The Small Business Administration’s loan programs play a vital role in ensuring that the nation’s community banks are able to meet the credit needs of their small business customers, Pennsylvania banker Patricia Husic said today, testifying on behalf of ABA at a House Small Business Committee hearing. Husic is president and CEO of Centric Bank in Harrisburg, Pa., and an ABA board member.
“The SBA programs are an important part of business lending for many banks,” Husic said, citing several examples of Centric Bank customers who have benefited from the SBA’s 7(a) loan program, including an Army veteran who wanted to open a gun range that would provide off-duty police training, a restaurant manager who was able to purchase his own business and a minority-owned construction business seeking to expand. “They help fill a critical gap, particularly for early stage businesses that need access to longer-term funds,” she said. “The guarantee helps reduce the risk and capital required for banks and facilitates loans that might never have been made without this important level of support.”
Husic noted ABA’s support for H.R. 4743, a bipartisan bill introduced by Reps. Steve Chabot (R-Ohio) and Nydia Velazquez (D-N.Y.) that would strengthen the SBA’s oversight and allow the program’s maximum lending authority to be increased for general business loans up to 115 percent of the fiscal year’s limit. If enacted, this legislation would grant additional certainty to lenders that funds will be available and help ensure the continued safety and soundness of the SBA loan programs, she said.

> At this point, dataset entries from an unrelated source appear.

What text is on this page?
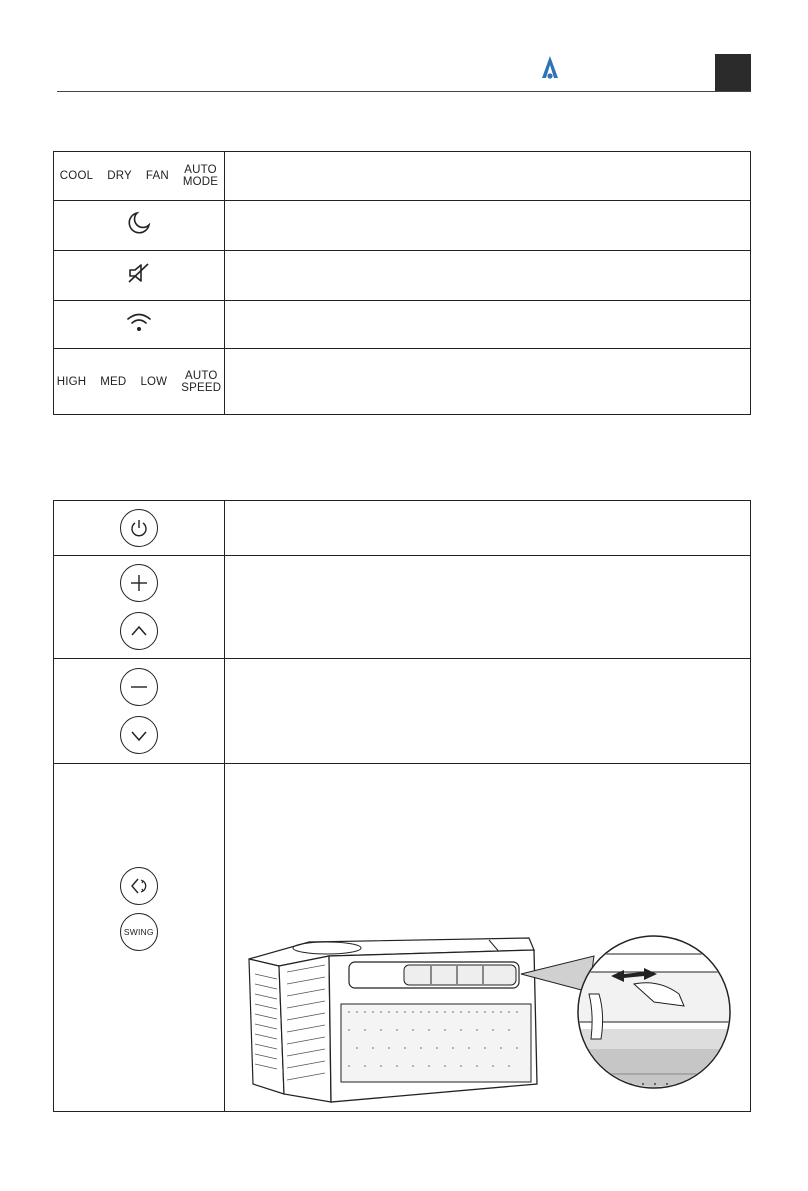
COOL DRY FAN AUTO
MODE	

HIGH MED LOW AUTO
SPEED	

SWING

Additional changes to the SBA’s 7(a) lending program could further improve its overall effectiveness, Husic added. These changes include enabling consolidation or refinancing of SBA loans by the same lender; providing a carve-out for small portfolio lenders under $1 billion in assets that would allow them to obtain a guaranty to avoid regulatory loans-to-one-borrower limitations; improving the role of subcontractors in the liquidation process; facilitating liquidation of multiple loans to a borrower; and allowing a seller of a business to remain as an employee for up to two years when selling a business.